The permit was quickly approved, and Davidson began flying back and forth to Memphis in a small plane he had acquired, learning as much about it as possible. He was already selling radio sets in his store and wanted to be able to sell TVs.
There was a big problem to overcome, though, for rural communities since the TV stations were being established in cities. The signal didn’t travel far, and Tuckerman was about 90 miles from Memphis.
My first job was in this developing industry because my stepfather owned a radio and TV sales and repair shop in the 1950s, and he put me to work at about age 10 in exchange for spending money. My main tasks were answering the phone and testing the vacuum tubes used in radios and TVs, but occasionally I helped put up antennas on rooftops.
The first TV sets used “rabbit ears” to take in signals, but even in Hot Springs those weren’t good enough to capture quality signals from Little Rock and Pine Bluff transmitters. So there was a strong early market for tall rooftop poles, topped with antennas which had to be pointed directionally.
But they had their limits, too, and Davidson and others had a better idea. In mid-1948 he and a helper constructed a 100-foot tower on top of his 2-story building at Tuckerman. He hooked up his first subscriber, Carl Toler, in September or October — in time to get test patterns from WMC-TV. Toler, whose house was about 350 feet away, according to the 1999 interview, paid $150 for the installation and $3 a month.
Davidson also connected the American Legion building and his own store, and on Saturday, Nov. 13, all three places had standing-room-only audiences for the broadcast of a football game between Tennessee and Ole Miss —perhaps the first public viewing for CATV.
Davidson continued developing his Tuckerman system, as well as related equipment needed to run it, until 1953, when he moved to nearby Batesville and established a CATV system there.
“I wanted to get into a larger town, and try to get some good cash flow going,” he explained in the 1999 interview.
There he established DavCo Electronics Corp. and began manufacturing cable devices such as transformers and splitters. He obtained a franchise agreement from the City Council, perhaps the first for any cable company, because he felt the need for one to use public rights-of-way. He also had to work out agreements with utility companies to string cable on their poles.
From there the business really took off. Davidson estimated that he built more than 30 cable systems in five states and eventually separated the supply and construction company from the cable systems. His other Arkansas systems included those at Newport, Tuckerman, Cave City and Pocahontas.

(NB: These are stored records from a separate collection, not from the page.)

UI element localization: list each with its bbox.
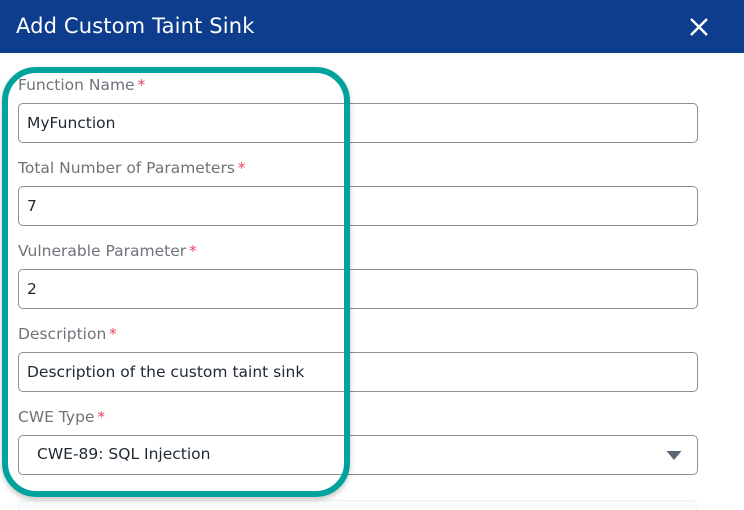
field-total-number-of-parameters: Total Number of Parameters* 7 — [18, 161, 698, 226]
input-value: 2 — [27, 280, 37, 298]
field-vulnerable-parameter: Vulnerable Parameter* 2 — [18, 244, 698, 309]
field-label-cwe-type: CWE Type* — [18, 410, 698, 426]
input-description[interactable]: Description of the custom taint sink — [18, 352, 698, 392]
dialog-title: Add Custom Taint Sink — [16, 16, 255, 37]
label-text: Vulnerable Parameter — [18, 242, 186, 260]
close-x-icon — [688, 16, 710, 38]
field-function-name: Function Name* MyFunction — [18, 78, 698, 143]
label-text: Total Number of Parameters — [18, 159, 235, 177]
input-value: 7 — [27, 197, 37, 215]
input-value: MyFunction — [27, 114, 115, 132]
close-button[interactable] — [682, 10, 716, 44]
input-value: Description of the custom taint sink — [27, 363, 304, 381]
label-text: Function Name — [18, 76, 135, 94]
chevron-down-icon[interactable] — [665, 449, 683, 461]
required-asterisk: * — [189, 242, 197, 260]
input-total-number-of-parameters[interactable]: 7 — [18, 186, 698, 226]
input-function-name[interactable]: MyFunction — [18, 103, 698, 143]
required-asterisk: * — [109, 325, 117, 343]
required-asterisk: * — [97, 408, 105, 426]
field-cwe-type: CWE Type* CWE-89: SQL Injection — [18, 410, 698, 475]
next-field-partial[interactable] — [18, 500, 698, 510]
select-cwe-type[interactable]: CWE-89: SQL Injection — [18, 435, 698, 475]
dialog-titlebar: Add Custom Taint Sink — [0, 0, 744, 53]
label-text: CWE Type — [18, 408, 94, 426]
required-asterisk: * — [138, 76, 146, 94]
form-body: Function Name* MyFunction Total Number o… — [0, 53, 744, 510]
field-label-description: Description* — [18, 327, 698, 343]
label-text: Description — [18, 325, 106, 343]
add-custom-taint-sink-dialog: Add Custom Taint Sink Function Name* MyF… — [0, 0, 744, 510]
select-selected-value: CWE-89: SQL Injection — [37, 447, 210, 463]
field-label-function-name: Function Name* — [18, 78, 698, 94]
field-label-total-number-of-parameters: Total Number of Parameters* — [18, 161, 698, 177]
required-asterisk: * — [238, 159, 246, 177]
field-label-vulnerable-parameter: Vulnerable Parameter* — [18, 244, 698, 260]
input-vulnerable-parameter[interactable]: 2 — [18, 269, 698, 309]
field-description: Description* Description of the custom t… — [18, 327, 698, 392]
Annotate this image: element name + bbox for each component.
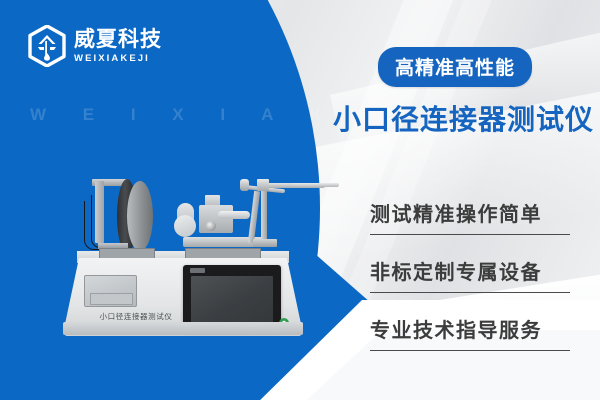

DavCo sold equipment and cable all over the United States. Davidson also proved that a system could have more than three channels, which others had considered impossible. And he got involved in fighting federal overregulation of the fledgling industry.
Davidson was mostly retired from the cable business when I first met him. About that time the cable systems were sold, and DavCo was shut down. But later his grandson, Cord Davidson, worked for me at our photography-video business when we produced a local public affairs program for the Batesville system, by then owned by TCA Cable Co.
Arkansas’ cable pioneer stayed active the rest of his life, writing several books, traveling, designing and manufacturing jewelry, and building a yacht and his final home, which is mostly underground and doubles as a library and museum.